The first stage of such a partnership would be to undertake a stock take and audit across each service and local authority, to rationalise where possible so that the number of contracts/product lines/services are minimised and co-ordinated. For example, rationalising photocopier usage in one authority saved a fortune, I’m told, and is now being adopted by a hospital’s management. (At the primary school where I’m a governor and have taken on the Premises Committee, I’ve just discovered that it has 12 different contracts for all maintenance/security/safety. How ridiculous is that?)
This preliminary work would form the basis of a business plan to maximise savings, without sacrificing quality. With phased implementation over, say, a couple of years, the structure would force greater service integration, ridding us of the silo mentality which still dominates in many areas, stunting change and allowing continued duplication.
Rather than creating another monolith, each procurement company would emulate the private sector by operating as a series of specialist cost centres, with tight financial controls monitored by the LEP.

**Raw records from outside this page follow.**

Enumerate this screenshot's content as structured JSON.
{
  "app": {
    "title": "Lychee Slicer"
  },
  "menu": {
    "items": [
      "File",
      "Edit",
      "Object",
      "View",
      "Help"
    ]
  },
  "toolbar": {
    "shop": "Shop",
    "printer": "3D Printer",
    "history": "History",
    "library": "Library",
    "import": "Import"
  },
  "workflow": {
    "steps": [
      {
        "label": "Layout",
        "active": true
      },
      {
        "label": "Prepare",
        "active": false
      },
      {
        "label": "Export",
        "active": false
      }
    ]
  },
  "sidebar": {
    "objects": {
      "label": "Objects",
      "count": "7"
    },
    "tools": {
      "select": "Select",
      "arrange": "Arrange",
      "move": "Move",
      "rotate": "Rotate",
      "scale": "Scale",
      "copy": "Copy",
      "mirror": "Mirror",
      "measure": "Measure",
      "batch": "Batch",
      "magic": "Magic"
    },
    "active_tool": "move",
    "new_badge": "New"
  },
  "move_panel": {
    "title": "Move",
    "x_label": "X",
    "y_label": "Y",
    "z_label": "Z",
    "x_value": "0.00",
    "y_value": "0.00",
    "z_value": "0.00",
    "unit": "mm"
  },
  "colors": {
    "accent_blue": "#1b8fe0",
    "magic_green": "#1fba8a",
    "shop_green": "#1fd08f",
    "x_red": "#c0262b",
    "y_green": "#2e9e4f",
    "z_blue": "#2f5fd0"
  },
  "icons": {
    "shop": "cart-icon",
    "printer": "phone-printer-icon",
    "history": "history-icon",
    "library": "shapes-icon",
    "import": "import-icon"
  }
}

Key to its success would be the management. Ideally, the company should be chaired by an independent businessperson with a strong track record running a multi-million pound business. They should not be from the public sector because a fresh, open-minded approach is essential.
As part of the project, some skilled staff could be pooled, allowing them to move around the region to meet demand in the various sectors during holidays, maternity leave and emergencies etc, saving on agency fees – one of the biggest costs to the NHS. Other central services could be incorporated: legal, financial, HR, and project management.
There could also be further moves towards integrated waste management across council boundaries, property management and grounds maintenance, sharing car pools (abolishing expensive mileage claims on private vehicles) and communications (just adding up the numbers employed in colleges, councils and the NHS in a single region is enough to give a normal person apoplexy; what on earth do they all do?)
We could learn a lot from those councils which have successfully amalgamated their top management, cutting costs and rationalising their property estates, whilst improving efficiency. Blue light services (fire and police) in Suffolk are sharing resources, and that model could be adopted elsewhere.
The opportunities are endless, and there is no reason why the various organisations would lose their sense of identity, although in some cases that would be no bad thing; changing a dysfunctional culture starts at the top.